= Francis Valentino =

American drummer

Francis Valentino (born May 30, 1988, in Long Branch, New Jersey) is a drummer who performs and records with a variety of artists.

==Biography==

In 2006, Francis joined the New Jersey–based rock band Outside the Box which achieved local and regional notoriety by performing with or opening for many national acts. Outside the Box was named the house band at The Stone Pony club in Asbury Park, NJ from 2010 to 2013. Outside The Box released one full-length album entitled "Bridge” which was produced by Jeff Kazee.

Valentino joined Southside Johnny & The Poor Fools in late 2012. A side project of Southside Johnny & The Asbury Jukes, The Poor Fools released one full-length Americana album entitled “Songs From The Barn” which was produced by Jeff Kazee.

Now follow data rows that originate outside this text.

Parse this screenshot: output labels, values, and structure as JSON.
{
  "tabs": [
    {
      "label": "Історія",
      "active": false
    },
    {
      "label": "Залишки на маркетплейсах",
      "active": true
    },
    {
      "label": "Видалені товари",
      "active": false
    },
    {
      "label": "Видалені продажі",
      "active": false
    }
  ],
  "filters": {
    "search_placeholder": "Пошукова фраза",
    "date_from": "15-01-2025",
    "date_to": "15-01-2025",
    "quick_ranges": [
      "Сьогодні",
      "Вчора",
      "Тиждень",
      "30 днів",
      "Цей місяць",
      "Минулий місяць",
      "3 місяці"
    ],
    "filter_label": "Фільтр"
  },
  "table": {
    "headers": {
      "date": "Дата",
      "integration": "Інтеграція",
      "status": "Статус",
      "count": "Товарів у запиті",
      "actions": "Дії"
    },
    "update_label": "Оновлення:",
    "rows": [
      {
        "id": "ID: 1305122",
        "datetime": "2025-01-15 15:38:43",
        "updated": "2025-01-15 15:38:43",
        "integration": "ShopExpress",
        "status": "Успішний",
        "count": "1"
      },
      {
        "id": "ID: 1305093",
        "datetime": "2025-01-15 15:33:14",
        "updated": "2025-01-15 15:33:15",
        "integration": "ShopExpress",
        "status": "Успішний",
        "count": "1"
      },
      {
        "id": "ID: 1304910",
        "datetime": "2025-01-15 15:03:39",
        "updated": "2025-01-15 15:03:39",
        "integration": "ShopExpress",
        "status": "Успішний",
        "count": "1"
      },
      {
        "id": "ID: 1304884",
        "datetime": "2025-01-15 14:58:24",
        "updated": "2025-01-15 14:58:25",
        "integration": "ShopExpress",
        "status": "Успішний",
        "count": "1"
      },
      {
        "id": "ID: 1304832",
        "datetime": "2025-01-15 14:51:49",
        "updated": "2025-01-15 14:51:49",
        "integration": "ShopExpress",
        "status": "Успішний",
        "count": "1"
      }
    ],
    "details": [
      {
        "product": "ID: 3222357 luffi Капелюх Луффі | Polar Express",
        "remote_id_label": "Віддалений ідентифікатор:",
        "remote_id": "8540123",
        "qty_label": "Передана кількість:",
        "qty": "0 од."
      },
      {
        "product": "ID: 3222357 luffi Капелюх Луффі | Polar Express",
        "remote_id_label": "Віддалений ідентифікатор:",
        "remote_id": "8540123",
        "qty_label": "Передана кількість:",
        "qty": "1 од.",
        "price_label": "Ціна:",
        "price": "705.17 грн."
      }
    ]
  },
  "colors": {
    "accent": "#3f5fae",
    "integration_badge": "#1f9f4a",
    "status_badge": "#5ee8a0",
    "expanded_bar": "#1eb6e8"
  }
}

In 2013, Valentino joined Reno, Nevada–based American Country band Hellbound Glory which toured as the opening act for Kid Rock's Rebel Soul Tour. The tour featured Kid Rock, Buckcherry and Hellbound Glory.
Subsequent touring with Hellbound Glory included dates with ZZ Top, 10 Years (band), Hinder and The Supersuckers.
Francis still records with Hellbound Glory.

Since February 2015, Valentino has been touring with Bloomington, Illinois–based guitarist/ songwriter Matthew Curry.
Tours have included dates with The Doobie Brothers, Steve Miller Band and Peter Frampton.
Francis co-produced Matthew Curry's 2019 album "Open Road".

As of February 2020, Valentino has been a member of David Lee Roth's touring and recording band. Tours have included Kiss' End of the Road World Tour, an unnamed 2025 tour, and 2026’s “Don’t Love Me, Rent Me” tour. Francis can be heard on the "Roth Lives" live studio recordings (recorded live at Henson Studios in 2022).

Valentino was featured in a concert scheduled by June 6, 2025 when Curry released an album titled "One for the Ride".